何事もなかったかのように澄ました表情をしてみせるイーリスに、しば漬けはなんとも言えない表情を浮かべつつ、コクビャクは苦笑いを浮かべてみせた。
「やっぱり、意識するとダメなの?」
ほうじ茶の問いかけに、イーリスは頷く。
「ダメですね……そもそも男性である時点で身構えてしまいますし、サイヤ人と分かっていたら尚更です」
「難しいなぁ……」
「イーリスも、アルバくんやタピオンさんとなら平気で話せるんですーけどねぇ」
コクビャクの言葉に、しば漬けが目を瞬かせた。
「タピオンって、あのヒルデガーンの?」
「ですですーよ。南の銀河の勇者ですーね」
「……あの二人は、私に危害を加えないとわかっていますから」
イーリスが何故か不貞腐れたように答えると、ほうじ茶が柔らかく笑ってみせる。
「しばも大丈夫だよぉ、噛み付いたりしないって」
「ほうちゃん……犬みたいな扱い止めてよ」
「万が一イーリスちゃんに噛み付いたりしたら、私がびしーっばしーっとやってあげるからさ。ねっ」
ほうじ茶の笑顔に、イーリスは気の抜けたような顔を見せてから、ふと笑った。
「……そうですね。貴方の後輩が、誰かに危害を加えたりするわけないでしょうし」
「しば、今の聞いた?イーリスちゃんが私にデレてくれた!」
「ほうちゃん……」
「……まあ、それはさておき」
こほんと咳払いを一つして、イーリスは改めてしば漬けに向かい合う。
「先程は大変失礼しました。もう少し、付き合っていただけないでしょうか」
礼儀正しく、真摯に頭を下げてくるイーリスに、しば漬けはちょっと戸惑うような表情を浮かべてから、小さく頷く。
「俺で、役に立てるのなら」
「……ありがとうございます」
安心したように微笑むイーリスの表情に、しば漬けは何となく、悪い気はしなかった。
***
「……本当に、こんなことに付き合っていただいてすみません」
ショップエリアを歩きながら、イーリスがぽつりと呟いた。
コクビャクとほうじ茶は離れたところで見守っていると言い、今はしば漬けとイーリスの二人だけだ。
「気にしないでください。ええと、」
「イーリスで構いません。敬語も不要です。私の口調は癖のようなものですので、お気になさらず」
「……イーリス」
一瞬イーリスの眉が顰められるも、すぐに冷静さを取り戻し、澄ました表情になる。
なんとなく、無理しているのは感じられたが。
「……サイヤ人の男性が苦手って話は聞いたけど、理由を聞いてもいい?」
「……詳細は長くなるので、掻い摘んでなら」
しば漬けが頷くと、イーリスは淡々と、以前自分が、サイヤ人たちの下で働いていたことを説明した。

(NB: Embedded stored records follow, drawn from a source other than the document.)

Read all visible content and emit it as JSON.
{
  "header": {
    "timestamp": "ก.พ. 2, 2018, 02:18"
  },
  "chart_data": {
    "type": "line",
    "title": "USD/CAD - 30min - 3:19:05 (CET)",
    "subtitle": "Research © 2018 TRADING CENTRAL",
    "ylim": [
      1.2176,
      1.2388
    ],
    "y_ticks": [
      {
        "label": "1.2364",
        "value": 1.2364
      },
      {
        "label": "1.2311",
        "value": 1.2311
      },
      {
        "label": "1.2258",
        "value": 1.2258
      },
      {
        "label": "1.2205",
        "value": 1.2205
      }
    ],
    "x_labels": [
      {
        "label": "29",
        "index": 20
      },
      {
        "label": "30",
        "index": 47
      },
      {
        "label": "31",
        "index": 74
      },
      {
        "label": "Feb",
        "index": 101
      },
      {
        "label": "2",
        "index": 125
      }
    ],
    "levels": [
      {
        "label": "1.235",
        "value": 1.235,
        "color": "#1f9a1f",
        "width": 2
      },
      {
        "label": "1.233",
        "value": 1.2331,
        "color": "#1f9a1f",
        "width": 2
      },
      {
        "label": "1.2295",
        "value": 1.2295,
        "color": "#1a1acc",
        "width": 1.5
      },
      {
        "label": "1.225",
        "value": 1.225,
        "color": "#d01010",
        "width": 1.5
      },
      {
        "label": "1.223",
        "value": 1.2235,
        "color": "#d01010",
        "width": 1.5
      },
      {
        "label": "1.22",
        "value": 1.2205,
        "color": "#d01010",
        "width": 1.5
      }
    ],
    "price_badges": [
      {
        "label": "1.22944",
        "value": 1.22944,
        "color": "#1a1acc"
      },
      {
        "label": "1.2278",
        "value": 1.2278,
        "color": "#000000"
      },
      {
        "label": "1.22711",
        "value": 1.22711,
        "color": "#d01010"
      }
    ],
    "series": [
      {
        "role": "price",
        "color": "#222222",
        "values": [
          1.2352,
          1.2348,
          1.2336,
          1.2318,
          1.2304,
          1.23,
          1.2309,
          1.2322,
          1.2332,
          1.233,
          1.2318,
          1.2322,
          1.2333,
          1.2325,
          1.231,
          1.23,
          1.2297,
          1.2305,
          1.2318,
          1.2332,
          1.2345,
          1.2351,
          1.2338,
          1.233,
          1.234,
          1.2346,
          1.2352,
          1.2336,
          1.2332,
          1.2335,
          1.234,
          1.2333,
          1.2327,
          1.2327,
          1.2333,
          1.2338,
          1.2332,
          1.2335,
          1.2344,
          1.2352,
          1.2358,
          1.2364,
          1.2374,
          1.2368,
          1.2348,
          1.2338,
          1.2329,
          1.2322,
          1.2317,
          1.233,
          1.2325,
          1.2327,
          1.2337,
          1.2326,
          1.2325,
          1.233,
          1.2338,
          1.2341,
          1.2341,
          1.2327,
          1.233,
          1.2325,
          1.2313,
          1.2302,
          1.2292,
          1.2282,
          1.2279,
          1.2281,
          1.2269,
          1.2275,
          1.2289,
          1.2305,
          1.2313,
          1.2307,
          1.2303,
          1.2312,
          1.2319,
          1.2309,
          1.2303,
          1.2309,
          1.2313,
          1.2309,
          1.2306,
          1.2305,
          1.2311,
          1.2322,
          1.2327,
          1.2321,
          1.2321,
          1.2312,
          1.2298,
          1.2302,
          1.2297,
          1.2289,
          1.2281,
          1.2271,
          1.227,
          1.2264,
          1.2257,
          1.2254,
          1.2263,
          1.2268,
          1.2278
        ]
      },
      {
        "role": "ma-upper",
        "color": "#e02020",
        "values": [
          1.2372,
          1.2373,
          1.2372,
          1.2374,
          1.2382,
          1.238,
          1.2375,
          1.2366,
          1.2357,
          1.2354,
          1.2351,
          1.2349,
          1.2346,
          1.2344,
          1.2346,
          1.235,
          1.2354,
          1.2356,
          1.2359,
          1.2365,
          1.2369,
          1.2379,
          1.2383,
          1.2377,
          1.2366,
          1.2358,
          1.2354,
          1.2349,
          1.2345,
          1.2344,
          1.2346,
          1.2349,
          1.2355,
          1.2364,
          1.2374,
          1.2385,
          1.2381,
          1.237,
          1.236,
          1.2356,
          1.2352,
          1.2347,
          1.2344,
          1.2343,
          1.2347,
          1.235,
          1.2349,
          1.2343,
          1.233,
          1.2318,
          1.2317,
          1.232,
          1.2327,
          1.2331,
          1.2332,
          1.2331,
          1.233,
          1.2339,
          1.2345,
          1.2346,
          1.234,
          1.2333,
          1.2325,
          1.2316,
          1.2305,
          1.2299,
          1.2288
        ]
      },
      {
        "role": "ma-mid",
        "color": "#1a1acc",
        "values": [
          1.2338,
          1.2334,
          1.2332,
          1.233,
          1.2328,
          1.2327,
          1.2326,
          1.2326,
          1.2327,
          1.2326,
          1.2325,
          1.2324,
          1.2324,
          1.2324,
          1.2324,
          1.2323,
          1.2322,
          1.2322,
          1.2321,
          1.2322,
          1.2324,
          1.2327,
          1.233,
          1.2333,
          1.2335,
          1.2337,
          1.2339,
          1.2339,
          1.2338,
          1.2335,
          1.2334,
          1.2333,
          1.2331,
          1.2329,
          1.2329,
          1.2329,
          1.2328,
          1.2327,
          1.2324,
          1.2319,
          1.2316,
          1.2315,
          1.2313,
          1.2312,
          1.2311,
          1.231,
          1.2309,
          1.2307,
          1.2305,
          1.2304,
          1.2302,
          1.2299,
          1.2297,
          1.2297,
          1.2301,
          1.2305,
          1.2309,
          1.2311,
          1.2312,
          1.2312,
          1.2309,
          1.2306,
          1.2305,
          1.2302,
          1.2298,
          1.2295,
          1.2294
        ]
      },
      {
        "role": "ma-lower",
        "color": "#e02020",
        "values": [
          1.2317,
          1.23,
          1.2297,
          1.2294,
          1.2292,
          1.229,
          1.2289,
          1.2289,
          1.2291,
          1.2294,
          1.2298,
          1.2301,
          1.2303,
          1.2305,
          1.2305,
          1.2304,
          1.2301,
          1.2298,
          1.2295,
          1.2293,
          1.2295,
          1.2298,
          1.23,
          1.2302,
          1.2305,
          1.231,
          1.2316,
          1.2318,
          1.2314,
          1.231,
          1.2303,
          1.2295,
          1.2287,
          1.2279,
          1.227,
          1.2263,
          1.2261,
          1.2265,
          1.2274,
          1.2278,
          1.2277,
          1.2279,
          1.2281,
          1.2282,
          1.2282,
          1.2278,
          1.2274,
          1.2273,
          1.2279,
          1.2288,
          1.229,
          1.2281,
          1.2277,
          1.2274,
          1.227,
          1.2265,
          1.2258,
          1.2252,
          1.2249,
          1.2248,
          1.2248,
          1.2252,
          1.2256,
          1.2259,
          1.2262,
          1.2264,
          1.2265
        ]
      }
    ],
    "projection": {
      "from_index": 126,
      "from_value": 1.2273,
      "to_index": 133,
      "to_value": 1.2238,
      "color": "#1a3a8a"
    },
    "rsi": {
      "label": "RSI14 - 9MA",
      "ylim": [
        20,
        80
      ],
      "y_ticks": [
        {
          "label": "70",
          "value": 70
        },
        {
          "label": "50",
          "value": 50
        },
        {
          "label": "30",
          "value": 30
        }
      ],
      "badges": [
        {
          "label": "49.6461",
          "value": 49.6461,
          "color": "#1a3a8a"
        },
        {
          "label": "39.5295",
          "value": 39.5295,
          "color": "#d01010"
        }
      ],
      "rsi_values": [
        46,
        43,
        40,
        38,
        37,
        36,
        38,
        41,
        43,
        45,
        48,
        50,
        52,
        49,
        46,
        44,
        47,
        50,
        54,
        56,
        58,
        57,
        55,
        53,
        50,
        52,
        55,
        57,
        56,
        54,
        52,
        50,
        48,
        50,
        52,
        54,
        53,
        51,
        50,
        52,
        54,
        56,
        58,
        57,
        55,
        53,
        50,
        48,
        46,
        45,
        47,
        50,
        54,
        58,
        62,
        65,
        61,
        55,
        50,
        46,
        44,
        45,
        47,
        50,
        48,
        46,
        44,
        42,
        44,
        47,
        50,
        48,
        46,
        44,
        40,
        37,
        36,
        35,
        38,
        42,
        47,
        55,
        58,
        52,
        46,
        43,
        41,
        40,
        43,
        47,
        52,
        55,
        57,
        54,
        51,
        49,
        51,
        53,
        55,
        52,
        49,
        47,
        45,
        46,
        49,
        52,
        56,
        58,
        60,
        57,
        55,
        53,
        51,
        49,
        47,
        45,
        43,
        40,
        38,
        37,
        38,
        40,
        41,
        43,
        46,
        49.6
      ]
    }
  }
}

そこに至る経緯は濁されたものの、決して良い目には合わなかったことを察して、しば漬けも深くは聞かなかった。
「……その時からサイヤ人という種族が嫌いでしたし、自分にもその種族の血が流れているのが忌まわしかった」
ふっと息を吐きながら、イーリスはそう言った。
「今では……少し考えを改めた部分も、ありますが。でも、当時の記憶で擦り込まれたサイヤ人たちの愚行が今でも頭にこびり付いていて……離れないんです」
「……余計なお世話かもしれないけど」
と、しば漬けは恐る恐る言った。
「それなら、無理しない方がいいんじゃ。急に無理したら、色々負担なんじゃないのか?」
そう言われて、イーリスは口を噤んだ。
やっぱり余計なお世話だったかな、としば漬けが不安になっていると、「……実は」と、イーリスが苦々しげな表情で唇を開いた。
「兄がいるんですが」
「えっ?」
「兄です。サイヤ人の」
唐突に飛び出てきた話にしば漬けが目を丸くしていると、イーリスは苦い表情のままで続けた。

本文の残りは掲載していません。